Bad Luck Bank Robbers
- Author: Grace Barker
- Genre: Crime, non-fiction
- Publisher: Dawn
- Publication date: 2006
- Publication place: Canada
- ISBN: 978-0969629825

= Bad Luck Bank Robbers =

2006 non-fiction book by Grace Barker

Bad Luck Bank Robbers is a 2006 book by Canadian historian Grace Barker about the Havelock Bank Robbery.

The book documents the robbery, the police chase, the escape, the search and capture of the five robbers, and their trail. It inspired a 2016 play by the same name.

== Author ==
Grace Barker is a Canadian author based in Campbellford, Ontario. She was supported by former police officer Clive Naismith of Trent Valley Archives during the research of the book.

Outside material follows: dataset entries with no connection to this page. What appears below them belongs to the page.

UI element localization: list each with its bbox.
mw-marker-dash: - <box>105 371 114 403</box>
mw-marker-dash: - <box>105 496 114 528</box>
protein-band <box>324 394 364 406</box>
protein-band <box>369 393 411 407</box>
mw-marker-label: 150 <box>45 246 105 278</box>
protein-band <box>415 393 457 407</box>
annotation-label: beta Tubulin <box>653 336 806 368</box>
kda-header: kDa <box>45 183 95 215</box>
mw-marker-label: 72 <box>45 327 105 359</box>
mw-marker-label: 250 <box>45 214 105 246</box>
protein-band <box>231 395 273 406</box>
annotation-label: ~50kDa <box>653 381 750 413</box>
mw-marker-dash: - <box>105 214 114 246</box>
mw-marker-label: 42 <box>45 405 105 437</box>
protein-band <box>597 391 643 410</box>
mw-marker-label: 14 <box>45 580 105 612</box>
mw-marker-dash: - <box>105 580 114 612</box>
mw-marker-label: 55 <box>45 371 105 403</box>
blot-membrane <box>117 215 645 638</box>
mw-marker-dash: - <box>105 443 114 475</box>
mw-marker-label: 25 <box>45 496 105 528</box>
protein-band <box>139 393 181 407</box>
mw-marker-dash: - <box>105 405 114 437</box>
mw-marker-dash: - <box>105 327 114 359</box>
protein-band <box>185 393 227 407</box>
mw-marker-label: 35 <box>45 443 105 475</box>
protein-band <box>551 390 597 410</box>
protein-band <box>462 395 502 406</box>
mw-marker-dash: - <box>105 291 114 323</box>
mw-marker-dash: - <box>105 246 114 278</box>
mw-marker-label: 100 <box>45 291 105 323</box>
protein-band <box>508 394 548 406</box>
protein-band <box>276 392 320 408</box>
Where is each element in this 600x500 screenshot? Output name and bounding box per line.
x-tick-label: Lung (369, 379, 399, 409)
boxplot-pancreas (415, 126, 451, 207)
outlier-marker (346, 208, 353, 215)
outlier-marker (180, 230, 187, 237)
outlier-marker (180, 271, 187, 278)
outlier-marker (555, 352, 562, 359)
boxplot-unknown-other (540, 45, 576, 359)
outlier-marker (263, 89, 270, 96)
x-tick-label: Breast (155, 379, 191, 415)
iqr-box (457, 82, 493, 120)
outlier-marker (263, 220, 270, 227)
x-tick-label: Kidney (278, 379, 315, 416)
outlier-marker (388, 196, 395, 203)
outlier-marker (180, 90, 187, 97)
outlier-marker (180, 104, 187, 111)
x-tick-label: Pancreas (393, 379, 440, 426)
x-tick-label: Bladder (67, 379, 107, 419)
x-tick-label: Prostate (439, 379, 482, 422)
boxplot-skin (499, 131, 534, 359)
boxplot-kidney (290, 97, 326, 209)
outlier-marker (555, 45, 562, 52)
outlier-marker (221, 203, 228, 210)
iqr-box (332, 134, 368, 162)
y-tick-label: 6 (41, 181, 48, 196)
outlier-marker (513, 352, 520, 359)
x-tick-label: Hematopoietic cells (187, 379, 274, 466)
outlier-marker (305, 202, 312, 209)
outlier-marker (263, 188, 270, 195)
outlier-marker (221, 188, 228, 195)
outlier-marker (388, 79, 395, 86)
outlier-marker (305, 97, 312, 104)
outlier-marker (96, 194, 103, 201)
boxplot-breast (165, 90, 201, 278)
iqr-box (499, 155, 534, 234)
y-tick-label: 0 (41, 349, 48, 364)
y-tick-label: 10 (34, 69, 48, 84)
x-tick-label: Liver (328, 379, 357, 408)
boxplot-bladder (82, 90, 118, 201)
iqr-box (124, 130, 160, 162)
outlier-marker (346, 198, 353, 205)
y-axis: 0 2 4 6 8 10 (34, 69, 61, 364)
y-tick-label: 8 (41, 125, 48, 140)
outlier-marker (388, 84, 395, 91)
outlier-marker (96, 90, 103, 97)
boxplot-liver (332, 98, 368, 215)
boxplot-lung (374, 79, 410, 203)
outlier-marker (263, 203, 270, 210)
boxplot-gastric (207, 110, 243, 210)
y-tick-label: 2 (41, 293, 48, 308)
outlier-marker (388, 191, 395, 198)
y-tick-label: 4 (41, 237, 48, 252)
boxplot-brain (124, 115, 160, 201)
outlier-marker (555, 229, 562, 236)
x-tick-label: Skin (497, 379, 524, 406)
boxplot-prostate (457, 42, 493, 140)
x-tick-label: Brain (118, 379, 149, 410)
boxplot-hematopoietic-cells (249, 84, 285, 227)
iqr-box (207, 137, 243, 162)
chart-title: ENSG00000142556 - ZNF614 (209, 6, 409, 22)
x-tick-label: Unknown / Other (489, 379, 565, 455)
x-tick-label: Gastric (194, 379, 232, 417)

Barker previously wrote Timber Empire: The Exploits of the Entrepreneurial Boyds, a historical account of lumber baron Mossom Boyd and his family.

== Synopsis ==
The book documents the Havelock Bank Robbery of the Toronto Dominion Bank in 1961 and the police chase of the robbers. The book describes the two years of planning that went into the robbery, learning the patterns of the staff and the timing of the managers vacation. It details the limited capacity of the local police force. It also talks about the errors made by the robbers, how the local butcher spotted their vehicle and the series of unlucky events that slowed their escape, including a bulldozer blocking road an the breakdown of another vehicle on a single lane road. The book describes how the delays allowed the police to catch up with the robbers, the subsequent gun fight and then the robbers escape into the Ontario wilderness. It details the police-led search, the capture and then the trail of four of the robbers, and the death in custody of the fifth. The book ends by discussing the mystery of the missing $230,000.

== Critical reception ==
Kelsey Powell writing for Kawartha Now praised the author's evidence gathering and described the book as a "must read" for history fans.

The book inspired a play by the same name that premiered at the 4th Line Theatre in 2016.